Did it rhyme with "Prison Ditch"?
Right! I was Stephen Schwartz's bison. But shouldn't even a bison have his email address?
We can all only dream about being in a play that was as important to our culture as "Wicked" was. Talk about the time when you knew that you were in something huge.
When I saw my friend Rondi Reed well up with tears at a press event before we'd even started rehearsals. We were on the stage at The Oriental with David Stone, and Marc Platt, the producers and all the Chicago news people, and I think Rondi had suddenly realized how far we'd come from our little hometowns and state college and tiny contracts and all the rest, and was just sort of overwhelmed. And I had a similar epiphany. Somehow, stupidly, without much planning, here I was in the big time. The second time was at bows of the first performance. When the two girls came out on deck, you could feel the concussion of the cheer and people quite literally jumping out of their seats to applaud. Some months later, we vacationed in Mexico and I was recognized.
How has that role changed your career? I mean, do you feel like you get more work because of it? Did it buy your pontoon boat in Southern Illinois? Do you get recognized when you ride your Hog around?
Yes I still get recognized, but not under my helmet. Yeah, I think it's allowed New York producers and casting directors to consider me. But you still have to give a respectable audition and be right for the job. It's not like being a movie star... they don't like Lake Shelbyville.
But something I think we all really appreciate -- is that a tambourine?
Yes. I played in the marching band in high-school. Listen. This is my favorite Beatles song!
Sorry... wrong key. Let me start again. Sheeee's got a ticket to ri-ide...
(Gene plays tambourine in a crowded music store for 7 full minutes)
Ok, are you done? Jesus.
....a-a-aand...done. Go ahead.
(He is not done. We wait for another 2 minutes to continue)

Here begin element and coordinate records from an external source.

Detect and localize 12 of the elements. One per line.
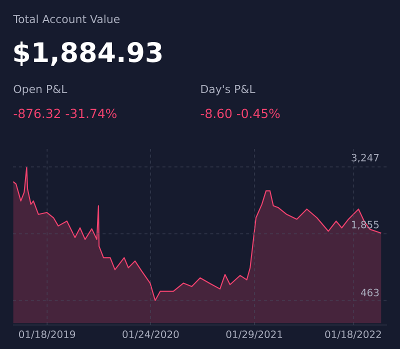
y-tick-label: 463	[360, 288, 379, 296]
x-tick-label: 01/18/2019	[19, 330, 76, 339]
chart-subtitle: $1,884.93	[14, 42, 162, 66]
y-tick-label: 3,247	[352, 154, 379, 162]
text: Day's P&L	[201, 84, 256, 96]
chart-title: Total Account Value	[13, 14, 120, 24]
x-tick-label: 01/24/2020	[122, 330, 179, 339]
x-tick-label: 01/18/2022	[325, 330, 381, 339]
x-tick-label: 01/29/2021	[226, 330, 282, 339]
text: -876.32 -31.74%	[14, 108, 116, 118]
text: Open P&L	[14, 84, 68, 96]
text: -8.60 -0.45%	[200, 108, 280, 118]
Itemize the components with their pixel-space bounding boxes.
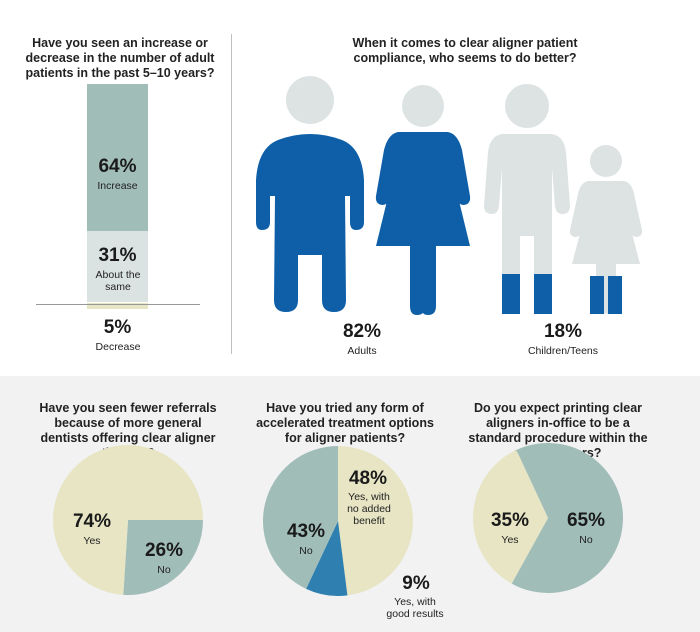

We all really appreciate how, even though you have grown into a Unendingly Thirsty Theatrical Behemoth, that you have stayed connected with our little storefront community. I think that takes a lot of character. I think it is because you love it here, and you're family is happy in this town?
It's not easy for a behemoth to move around. Especially in a small crowded music store. But yes I love Chicago. I'm a big ...behemothian cheer-leader for Chicago theatre and frankly, I get a kick out of you young kids and all that you bring to the party. I try to keep up, and I think that keeps me...what? viable? active? up-kept?
Keeping your mind sharp is very important at your age. So, is it true that you will be performing at the Porchlight Benefit this year?
Whoa!! PorchLIGHT??? I thought hey just wanted me to sing out on the porch. Jumpin' Gee -hosephat! But yes, ok. I guess so. It's a tribute to Michael Bennett, big big big Broadway guy, and so I'm performing a country tune with the beautifulandtalented (one word after so much usage) Nikki Klix. There really is a relationship between Mr. Bennett and Glen Campbell, and you'll just have to attend to find out exactly what it is.
Nikki is definitely a heroine of ours and Glen Campbell is an American legend. When is the big benefit and where can people find more information about it?
Sunday April 22, which is also Earth day. Check out the Porchlight website. It's an 11:00 a.m brunch bash, so bring syrup!
Gene, are you trying to steal that tambourine?! Please...Gene, I will BUY it for you! Please don't get us arrested out here.
Run, guys, run!!!!. I can take out the greeter!